###
Optimal-Time Text Indexing in BWT-runs Bounded Space

####
Travis Gagie, Gonzalo Navarro and Nicola Prezza

Indexing highly repetitive texts --- such as genomic databases, software
repositories and versioned text collections --- has become an important
problem
since the turn of the millennium. A relevant compressibility measure for
repetitive texts is *r*, the number of runs in their Burrows-Wheeler Transform
(BWT). One of the earliest indexes for repetitive collections, the Run-Length
FM-index, used *O(r)* space and was able to efficiently count the number of
occurrences of a pattern of length *m* in the text (in loglogarithmic time per
pattern symbol, with current techniques).
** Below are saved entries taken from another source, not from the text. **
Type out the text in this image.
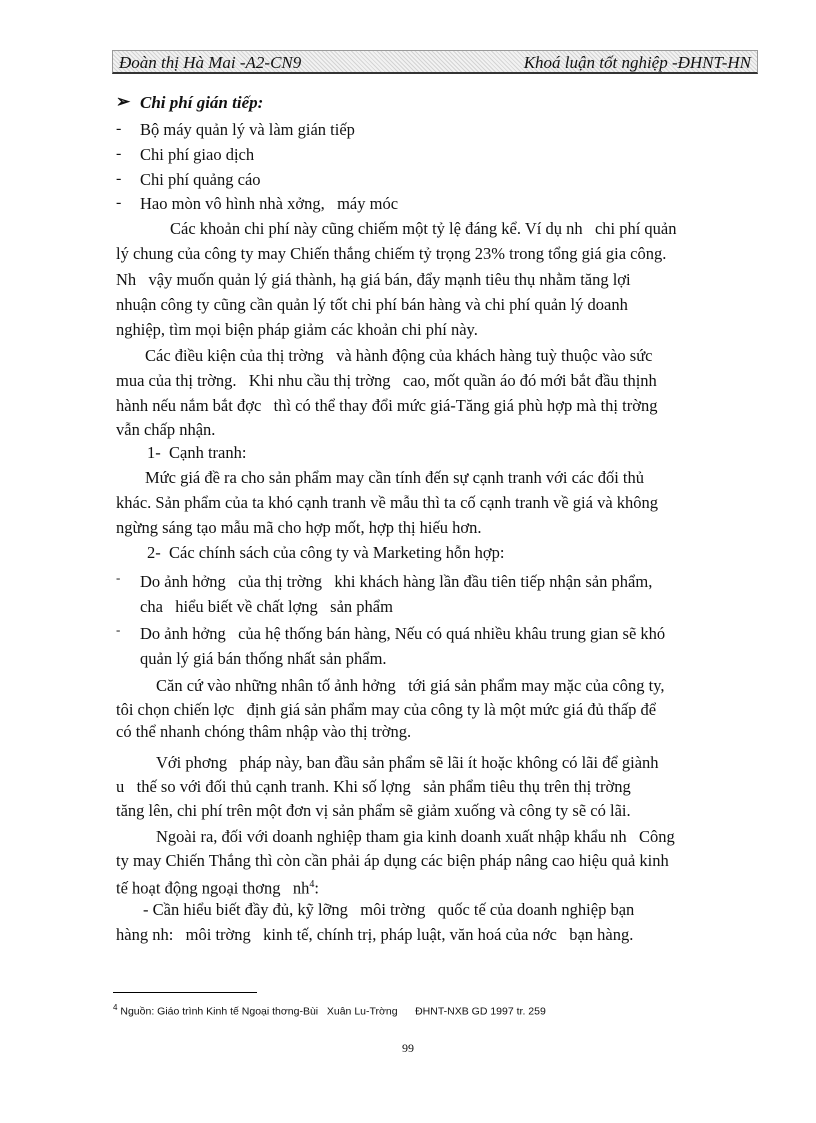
Đoàn thị Hà Mai -A2-CN9	Khoá luận tốt nghiệp -ĐHNT-HN
➢ Chi phí gián tiếp:
- Bộ máy quản lý và làm gián tiếp
- Chi phí giao dịch
- Chi phí quảng cáo
- Hao mòn vô hình nhà xởng,   máy móc
Các khoản chi phí này cũng chiếm một tỷ lệ đáng kể. Ví dụ nh   chi phí quản
lý chung của công ty may Chiến thắng chiếm tỷ trọng 23% trong tổng giá gia công.
Nh   vậy muốn quản lý giá thành, hạ giá bán, đẩy mạnh tiêu thụ nhằm tăng lợi
nhuận công ty cũng cần quản lý tốt chi phí bán hàng và chi phí quản lý doanh
nghiệp, tìm mọi biện pháp giảm các khoản chi phí này.
Các điều kiện của thị trờng   và hành động của khách hàng tuỳ thuộc vào sức
mua của thị trờng.   Khi nhu cầu thị trờng   cao, mốt quần áo đó mới bắt đầu thịnh
hành nếu nắm bắt đợc   thì có thể thay đổi mức giá-Tăng giá phù hợp mà thị trờng
vẫn chấp nhận.
1-  Cạnh tranh:
Mức giá đề ra cho sản phẩm may cần tính đến sự cạnh tranh với các đối thủ
khác. Sản phẩm của ta khó cạnh tranh về mẫu thì ta cố cạnh tranh về giá và không
ngừng sáng tạo mẫu mã cho hợp mốt, hợp thị hiếu hơn.
2-  Các chính sách của công ty và Marketing hỗn hợp:
- Do ảnh hởng   của thị trờng   khi khách hàng lần đầu tiên tiếp nhận sản phẩm,
cha   hiểu biết về chất lợng   sản phẩm
- Do ảnh hởng   của hệ thống bán hàng, Nếu có quá nhiều khâu trung gian sẽ khó
quản lý giá bán thống nhất sản phẩm.
Căn cứ vào những nhân tố ảnh hởng   tới giá sản phẩm may mặc của công ty,
tôi chọn chiến lợc   định giá sản phẩm may của công ty là một mức giá đủ thấp để
có thể nhanh chóng thâm nhập vào thị trờng.
Với phơng   pháp này, ban đầu sản phẩm sẽ lãi ít hoặc không có lãi để giành
u   thế so với đối thủ cạnh tranh. Khi số lợng   sản phẩm tiêu thụ trên thị trờng
tăng lên, chi phí trên một đơn vị sản phẩm sẽ giảm xuống và công ty sẽ có lãi.
Ngoài ra, đối với doanh nghiệp tham gia kinh doanh xuất nhập khẩu nh   Công
ty may Chiến Thắng thì còn cần phải áp dụng các biện pháp nâng cao hiệu quả kinh
tế hoạt động ngoại thơng   $nh^4$:
- Cần hiểu biết đầy đủ, kỹ lỡng   môi trờng   quốc tế của doanh nghiệp bạn
hàng nh:   môi trờng   kinh tế, chính trị, pháp luật, văn hoá của nớc   bạn hàng.
$^4$ Nguồn: Giáo trình Kinh tế Ngoại thơng-Bùi   Xuân Lu-Trờng      ĐHNT-NXB GD 1997 tr. 259
99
However, it was unable to locate the
positions of those occurrences efficiently within a space bounded in terms of
*r*. Since then, a number of other indexes with space bounded by other
measures
of repetitiveness --- the number of phrases in the Lempel-Ziv parse, the size
of the smallest grammar generating the text, the size of the smallest
automaton
recognizing the text factors --- have been proposed for efficiently locating,
but not directly counting, the occurrences of a pattern. In this paper we
close
this long-standing problem, showing how to extend the Run-Length FM-index
so that it can locate the *occ* occurrences efficiently within
*O(r)* space
(in
loglogarithmic time each), and reaching optimal time *O(m+occ)* within
*O(r log (n/r))* space, on a RAM machine with words of *w = Omega(log
n)* bits.
Raising the space to *O(r w log_s(n/r))*,
we support locate in *O(m log(s)/w + occ)* time, which is optimal in the
packed setting and had not been obtained before in compressed space.
We also describe a structure using *O(r log (n/r))* space
that replaces the text and efficiently extracts any text substring, with an
*O(log (n/r))* additive time penalty over the optimum.
Preliminary experiments show that our new structure outperforms the
alternatives by orders of magnitude in the space/time tradeoff map.